- Lattorff Lab (Bee Health @ Environmental Health), International Centre of Insect Physiology and Ecology (icipe), Nairobi, Kenya
- Adaptation, Behavior & Social Evolution, Evolutionary Applications, Evolutionary Ecology, Experimental Evolution, Genetic conflicts, Genome Evolution, Life History, Molecular Evolution, Phenotypic Plasticity, Population Genetics / Genomics, Quantitative Genetics, Reproduction and Sex
Relaxation of purifying selection suggests low effective population size in eusocial Hymenoptera and solitary pollinating bees
Multi-gene and lineage comparative assessment of the strength of selection in Hymenoptera
Genetic variation is the raw material for selection to act upon and the amount of genetic variation present within a population is a pivotal determinant of a population’s evolutionary potential. A large effective population size, i.e., the ideal number of individuals experiencing the same amount of genetic drift and inbreeding as an actual population, Ne (Wright 1931, Crow 1954), thus increases the probability of long-term survival of a population. However, natural populations, as opposed to theoretical ones, rarely adhere to the requirements of an ideal panmictic population (Sjödin et al. 2005). A range of circumstances can reduce Ne, including the structuring of populations (through space and time, as well as age and developmental stages) and inbreeding (Charlesworth 2009). In mammals, species with a larger body mass (as a proxy for lower Ne) were found to have a higher rate of nonsynonymous nucleotide substitutions (that alter the amino acid sequence of a protein), as well as radical amino acid substitutions (altering the physicochemical properties of a protein) (Popadin et al. 2007). In general, low effective population sizes increase the chance of mutation accumulation and drift, while reducing the strength of selection (Sjödin et al. 2005).

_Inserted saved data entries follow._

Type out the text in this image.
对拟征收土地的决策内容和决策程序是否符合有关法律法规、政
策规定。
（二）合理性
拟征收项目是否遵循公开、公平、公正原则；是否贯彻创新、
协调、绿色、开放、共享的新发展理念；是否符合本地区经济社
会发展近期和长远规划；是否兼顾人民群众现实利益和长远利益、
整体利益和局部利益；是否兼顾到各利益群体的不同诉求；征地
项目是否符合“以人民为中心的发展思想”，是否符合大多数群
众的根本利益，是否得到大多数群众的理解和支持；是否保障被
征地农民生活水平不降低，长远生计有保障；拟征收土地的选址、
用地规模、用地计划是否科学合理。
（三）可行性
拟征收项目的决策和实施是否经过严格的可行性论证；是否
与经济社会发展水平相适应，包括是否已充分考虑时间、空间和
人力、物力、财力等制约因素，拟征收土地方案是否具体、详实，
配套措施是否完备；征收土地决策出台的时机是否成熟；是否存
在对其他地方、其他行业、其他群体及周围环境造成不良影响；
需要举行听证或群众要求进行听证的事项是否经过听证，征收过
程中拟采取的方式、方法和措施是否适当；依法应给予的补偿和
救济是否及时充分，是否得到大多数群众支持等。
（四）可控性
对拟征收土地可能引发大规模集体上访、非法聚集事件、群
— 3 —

In this paper, Weyna and Romiguier (2021) set out to test if parasitism, body size, geographic range, and/or eusociality affect the strength of selection in Hymenoptera. Hymenoptera include the bees, wasps and ants and is an extraordinarily diverse order within the insects. It was recently estimated that Hymenoptera is the most speciose order of the animal kingdom (Forbes et al. 2018). Hymenoptera are further characterized by an impressive radiation of parasitic species, mainly parasitoids, that feed in or on a single host individual to complete their own development (Godfray 1994). All hymenopterans share the same sex determination system: haplo-diploidy, where unfertilized eggs are haploid males and fertilized eggs are diploid females. Compared to other animals, Hymenoptera further contain an impressive number of clades that evolved eusociality (Rehan and Toth 2015), in which societies show a clear division of labor for reproduction (i.e., castes) and cooperative brood care. Hymenopterans thus represent a diverse and interesting group of insects to investigate potential factors affecting strength of selection and Ne.
Using a previously published phylogenomic dataset containing 3256 genes and 169 hymenopteran species (Peters et al. 2017), Weyna and Romiguier (2021) estimated mean genomic dN/dS ratios (nonsynonymous to synonymous substitution rates) for each species and compared these values between parasitic and non-parasitic species, eusocial and solitary species, and in relation to body size, parasitoid-specific traits and geographic range, thought to affect the effective population size and strength of selection. The use of a large number of species, as well as several distinct traits is a clear asset of this study. The authors found no effect of body size, geographic range or parasitism (including a range of parasitoid-specific traits). There was an effect, however, of eusociality where dN/dS increased in three out of four eusocial lineages. Future studies including more independent evolutionary transitions to eusociality can lend further support that eusocial species indeed reduces the efficiency of selection. The most intriguing result was that for solitary and social bees, with high dN/dS ratios and a strong signature of relaxed selection (i.e., the elimination or reduction of a source of selection (Lahti et al. 2009). The authors suggest that the pollen-collecting behaviors of these species can constrain Ne, as pollen availability varies at both a spatial and temporal scale, requiring a large investment in foraging that may in turn limit reproductive output. It would be interesting to see if other pollen feeders, such as certain beetles, flies, butterflies and moths, as well as mites and spiders, experience relaxed selection as a consequence of the trade-off between energy investment in pollen foraging versus fecundity.